A Google search reveals just how controversial it is. See for yourself. Some institutes and style sheets advocate its use; others oppose it. It’s the one punctuation mark grammarians would go to war over. It’s a simmering dispute, and every so often it boils over.

One of the most recent disputes was over the wording of the slogan on the new British 50p coin. 

Peace, prosperity and friendship with all nations

Never mind the absurdity of the slogan itself: Brexit has hardly encouraged peace, prosperity and friendship with all nations. Quite the contrary! But critics were as opposed to the punctuation as much as the message. It should have read, say the proponents of the Oxford comma,

Peace, prosperity, and friendship with all nations

The author, Philip Pullman, was particularly vexed: "The 'Brexit' 50p coin is missing an Oxford comma, and should be boycotted by all literate people," he tweeted.

Some style books insist on the comma before the “and”; others say Never! Some students were taught at school always to apply the Oxford comma; others, the opposite.

Who is correct? Well, there is one rule for commas that prevails over all others: use a comma (or not) to make your meaning clear. Let’s apply that common-sense rule.

What the slogan is advocating is peace with all nations, and prosperity with all nations, and friendship with all nations, equal weight being given to peace and prosperity and friendship. But with the Oxford comma the slogan might seem to advocate peace [pause], and prosperity [pause], and friendship with all nations. The meaning is skewed, and the use of the Oxford comma is not only unnecessary, but wrong, to my mind.

Take an even simpler example:

Tom, Dick and Harry

or

Tom, Dick, and Harry

Adding the Oxford comma places unnecessary emphasis on Harry. It is wrong. We might wonder, why Harry?

(Now proponents of the Oxford comma will disagree with every thing I have written so far. To their ear, the comma is necessary.

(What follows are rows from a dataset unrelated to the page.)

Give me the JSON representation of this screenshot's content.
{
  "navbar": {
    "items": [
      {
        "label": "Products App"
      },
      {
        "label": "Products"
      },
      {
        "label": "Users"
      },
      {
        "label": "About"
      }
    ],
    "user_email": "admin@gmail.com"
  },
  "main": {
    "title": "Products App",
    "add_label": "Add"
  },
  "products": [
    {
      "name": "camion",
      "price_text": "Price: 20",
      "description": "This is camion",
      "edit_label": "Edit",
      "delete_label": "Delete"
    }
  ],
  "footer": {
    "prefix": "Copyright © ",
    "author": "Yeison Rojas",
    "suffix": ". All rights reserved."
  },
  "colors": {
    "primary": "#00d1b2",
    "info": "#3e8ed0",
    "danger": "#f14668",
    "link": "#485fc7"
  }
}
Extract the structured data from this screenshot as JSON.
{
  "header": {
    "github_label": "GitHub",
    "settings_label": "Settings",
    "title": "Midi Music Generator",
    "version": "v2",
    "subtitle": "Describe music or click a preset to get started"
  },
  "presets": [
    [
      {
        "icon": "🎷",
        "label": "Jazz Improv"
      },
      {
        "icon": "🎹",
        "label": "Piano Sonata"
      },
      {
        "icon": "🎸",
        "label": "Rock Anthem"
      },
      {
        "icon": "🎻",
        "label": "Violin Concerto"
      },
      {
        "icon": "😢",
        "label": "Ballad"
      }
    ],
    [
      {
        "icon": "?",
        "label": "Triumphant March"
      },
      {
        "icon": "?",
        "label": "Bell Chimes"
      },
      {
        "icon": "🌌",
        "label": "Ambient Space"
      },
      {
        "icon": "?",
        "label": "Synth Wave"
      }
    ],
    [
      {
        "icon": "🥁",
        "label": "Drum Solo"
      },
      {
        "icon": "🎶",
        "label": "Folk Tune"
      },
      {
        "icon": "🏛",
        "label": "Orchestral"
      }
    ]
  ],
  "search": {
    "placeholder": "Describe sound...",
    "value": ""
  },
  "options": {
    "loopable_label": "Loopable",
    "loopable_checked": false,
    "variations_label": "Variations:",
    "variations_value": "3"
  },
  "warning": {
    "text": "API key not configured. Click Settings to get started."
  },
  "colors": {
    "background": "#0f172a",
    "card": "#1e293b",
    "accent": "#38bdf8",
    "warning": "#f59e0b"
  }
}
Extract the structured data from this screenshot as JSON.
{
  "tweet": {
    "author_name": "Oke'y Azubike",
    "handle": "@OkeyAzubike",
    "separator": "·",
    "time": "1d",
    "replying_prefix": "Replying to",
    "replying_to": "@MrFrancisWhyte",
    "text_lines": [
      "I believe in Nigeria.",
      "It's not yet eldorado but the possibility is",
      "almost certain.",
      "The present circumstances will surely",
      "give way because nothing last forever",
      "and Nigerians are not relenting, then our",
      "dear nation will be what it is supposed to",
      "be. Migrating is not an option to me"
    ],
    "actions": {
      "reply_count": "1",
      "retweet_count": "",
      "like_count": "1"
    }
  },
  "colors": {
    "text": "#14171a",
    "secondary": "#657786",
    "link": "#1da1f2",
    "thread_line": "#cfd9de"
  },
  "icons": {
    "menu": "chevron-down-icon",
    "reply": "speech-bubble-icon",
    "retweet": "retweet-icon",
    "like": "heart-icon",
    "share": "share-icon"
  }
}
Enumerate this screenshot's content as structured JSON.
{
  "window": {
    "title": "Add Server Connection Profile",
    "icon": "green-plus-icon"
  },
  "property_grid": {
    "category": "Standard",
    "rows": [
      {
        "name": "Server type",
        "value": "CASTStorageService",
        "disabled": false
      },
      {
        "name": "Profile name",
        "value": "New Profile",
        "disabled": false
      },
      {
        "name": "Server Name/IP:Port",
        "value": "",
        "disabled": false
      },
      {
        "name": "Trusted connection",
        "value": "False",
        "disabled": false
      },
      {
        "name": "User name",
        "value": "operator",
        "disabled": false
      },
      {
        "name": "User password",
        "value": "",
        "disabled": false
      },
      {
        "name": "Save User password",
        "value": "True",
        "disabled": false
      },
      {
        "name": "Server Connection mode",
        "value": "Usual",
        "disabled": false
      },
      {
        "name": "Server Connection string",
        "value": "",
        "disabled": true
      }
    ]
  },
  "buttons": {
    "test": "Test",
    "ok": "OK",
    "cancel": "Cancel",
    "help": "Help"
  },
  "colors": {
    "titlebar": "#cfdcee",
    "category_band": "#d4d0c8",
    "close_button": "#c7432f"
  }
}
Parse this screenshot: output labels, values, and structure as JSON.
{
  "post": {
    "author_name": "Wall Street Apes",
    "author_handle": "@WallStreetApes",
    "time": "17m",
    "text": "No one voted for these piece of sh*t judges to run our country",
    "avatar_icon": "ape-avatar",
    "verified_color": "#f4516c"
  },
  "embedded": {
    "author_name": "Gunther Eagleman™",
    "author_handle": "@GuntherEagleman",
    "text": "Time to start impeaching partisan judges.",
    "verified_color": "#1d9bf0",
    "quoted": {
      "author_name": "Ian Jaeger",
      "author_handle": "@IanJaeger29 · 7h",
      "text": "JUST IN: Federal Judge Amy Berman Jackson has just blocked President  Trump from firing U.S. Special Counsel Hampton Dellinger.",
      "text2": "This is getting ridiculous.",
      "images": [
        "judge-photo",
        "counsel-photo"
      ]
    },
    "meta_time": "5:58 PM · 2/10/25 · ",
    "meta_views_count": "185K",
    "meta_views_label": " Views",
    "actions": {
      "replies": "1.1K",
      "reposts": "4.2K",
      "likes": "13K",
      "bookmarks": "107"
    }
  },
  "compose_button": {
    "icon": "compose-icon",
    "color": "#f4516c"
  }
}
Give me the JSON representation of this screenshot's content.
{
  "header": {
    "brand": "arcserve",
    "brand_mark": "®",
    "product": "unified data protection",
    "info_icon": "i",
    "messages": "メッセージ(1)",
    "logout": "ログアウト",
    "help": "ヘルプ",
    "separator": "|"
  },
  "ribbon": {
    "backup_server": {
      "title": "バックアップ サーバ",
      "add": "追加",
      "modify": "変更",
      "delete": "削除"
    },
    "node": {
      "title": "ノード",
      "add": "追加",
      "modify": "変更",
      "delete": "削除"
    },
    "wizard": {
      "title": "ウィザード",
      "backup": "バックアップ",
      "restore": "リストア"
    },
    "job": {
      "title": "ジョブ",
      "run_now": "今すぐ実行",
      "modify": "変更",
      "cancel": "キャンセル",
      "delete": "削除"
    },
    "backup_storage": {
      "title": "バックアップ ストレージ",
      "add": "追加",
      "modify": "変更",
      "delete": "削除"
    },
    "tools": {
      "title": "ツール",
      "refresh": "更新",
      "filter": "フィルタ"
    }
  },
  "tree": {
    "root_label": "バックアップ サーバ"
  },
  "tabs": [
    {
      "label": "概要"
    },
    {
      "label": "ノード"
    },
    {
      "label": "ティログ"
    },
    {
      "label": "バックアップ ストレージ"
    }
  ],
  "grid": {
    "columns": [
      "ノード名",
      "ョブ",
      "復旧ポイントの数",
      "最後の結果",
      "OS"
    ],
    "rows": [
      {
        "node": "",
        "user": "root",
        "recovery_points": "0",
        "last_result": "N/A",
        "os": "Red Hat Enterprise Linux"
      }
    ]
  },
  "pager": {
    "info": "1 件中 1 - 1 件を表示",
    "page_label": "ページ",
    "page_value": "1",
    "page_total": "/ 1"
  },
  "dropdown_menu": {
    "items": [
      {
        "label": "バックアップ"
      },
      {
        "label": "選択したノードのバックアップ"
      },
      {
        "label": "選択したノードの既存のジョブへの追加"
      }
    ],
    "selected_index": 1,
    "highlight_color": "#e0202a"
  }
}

But they will agree with what follows.)

On the other hand, in a longer sentence with a series of groups of words, the Oxford comma is often neccesary to ensure all the items are given equal weight and the last two do not lump together:

For breakfast, I had juice, bacon and eggs, and coffee.

That example is clear cut, but even in this sentence from the Globe

Indeed, the organization’s mandate is one of coordination, policy articulation, technical leadership and research and monitoring.

 Isn’t a comma necessary after “leadership”?

In brief, usually, in a series of words the Oxford comma is unnecessary, and often wrong; and in a series of groups of words, the Oxford comma is correct, and often necessary. But there are always exceptions, and only a careful reading aloud will tell you whether to apply the comma or not.

But you can be sure that within the next year or so you will read of a new controversy over the use of the Oxford comma.